Which brings us back to the premise that for skiing to sustain itself there has to be more than the mega-pass, mega-resort play. As I wrote in my Deep Winter “prognosticator” column, the folks that run our mountain recreation industry aren’t racist, in fact they’re desperate to increase diversity, but the costs and psychological barriers to entry of the current big resort playbook set up a form of systemic racism.  The cheap season pass model favors those with the proximity and resources to ski 20-days plus. For new users, breaking into skiing and snowboarding and everything that comes with that lifestyle is harder.  “There seem to be two models in the mountain destination business right now,” says Kent Sharp, the President and CEO of the 63-year old ski area planning outfit SE Group. “The big company’s model is to discount the season pass product and make it up in volume.  As that moves forward, the demands for evermore skiers will only increase. The other model goes like this: ‘I want to provide value for my customers. And that value doesn’t have to mean 5,000 vertical feet of skiing or a Whistler style bike park.”

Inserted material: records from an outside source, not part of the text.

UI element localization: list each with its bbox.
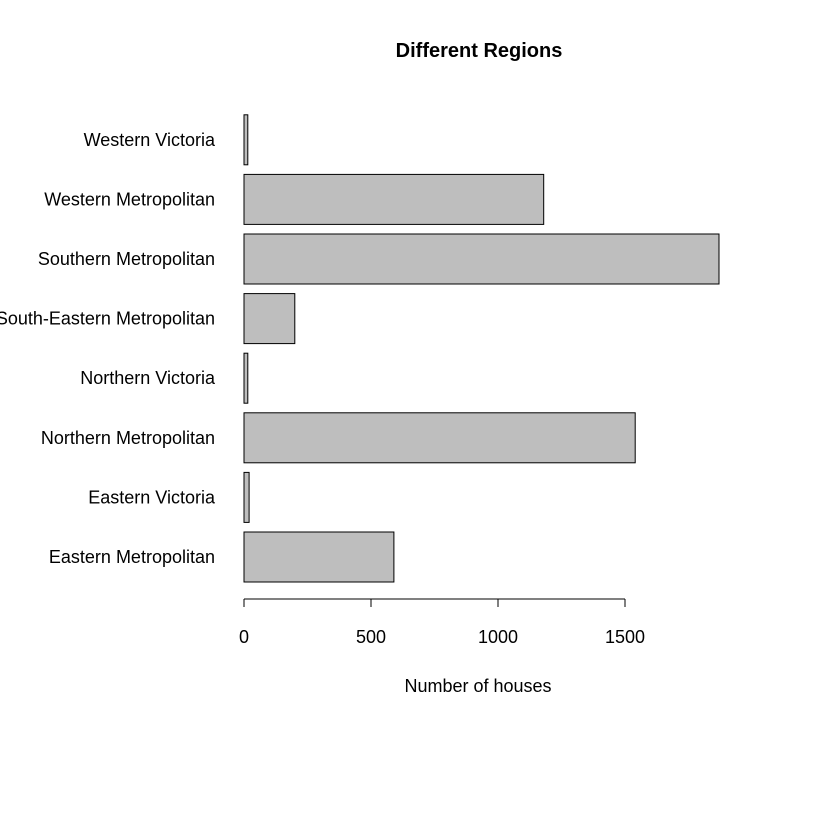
category-label: Eastern Victoria — [88, 487, 216, 507]
category-label: Southern Metropolitan — [38, 249, 215, 269]
category-labels: Eastern Metropolitan Eastern Victoria Nort… — [0, 130, 216, 567]
bar — [243, 293, 296, 345]
category-label: Northern Victoria — [80, 368, 216, 388]
chart-title: Different Regions — [396, 40, 563, 62]
category-label: Western Victoria — [84, 130, 216, 150]
x-axis-label: Number of houses — [404, 676, 551, 696]
category-label: Western Metropolitan — [44, 189, 215, 209]
x-tick-label: 1000 — [478, 627, 518, 647]
bar — [243, 352, 249, 404]
x-tick-label: 0 — [239, 627, 249, 647]
x-axis: 0 500 1000 1500 — [239, 598, 645, 647]
bar-group — [243, 114, 720, 583]
bar — [243, 114, 249, 166]
category-label: Northern Metropolitan — [41, 428, 215, 448]
bar — [243, 531, 395, 583]
category-label: Eastern Metropolitan — [49, 547, 215, 567]
bar — [243, 471, 250, 523]
bar — [243, 412, 636, 464]
bar — [243, 173, 545, 225]
bar — [243, 233, 720, 285]
category-label: South-Eastern Metropolitan — [0, 309, 215, 329]
x-tick-label: 1500 — [605, 627, 645, 647]
x-tick-label: 500 — [356, 627, 386, 647]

For my part, my brother and I grew up skiing a few weekends and holidays a winter at a tiny hill in New Hampshire called Black Mountain—1,100 feet of vertical. Along with a gang of kids in torn snow pants and ski swap gear, we spent too many days trying to jump over a creek but figured out how to turn as well. My parents had to save for the lift tickets, but they made it happen. In middle school, my folks signed me up for an after-school ski bus that ran six weeks each winter. The destination? Mount Tom, Massachusetts, all 680 vertical feet of it. To my classmates and I, the place was enormous, especially at night under the lights. After the lessons, we all got to ski together.  It was that kind freedom that made me a lifer. The size of a mountain doesn’t matter all that much. What matters is if it feels like home.  My hope is that we have enough skiers savvy enough to recognize that—and do something about it—before we’re left with nothing but mega-resorts.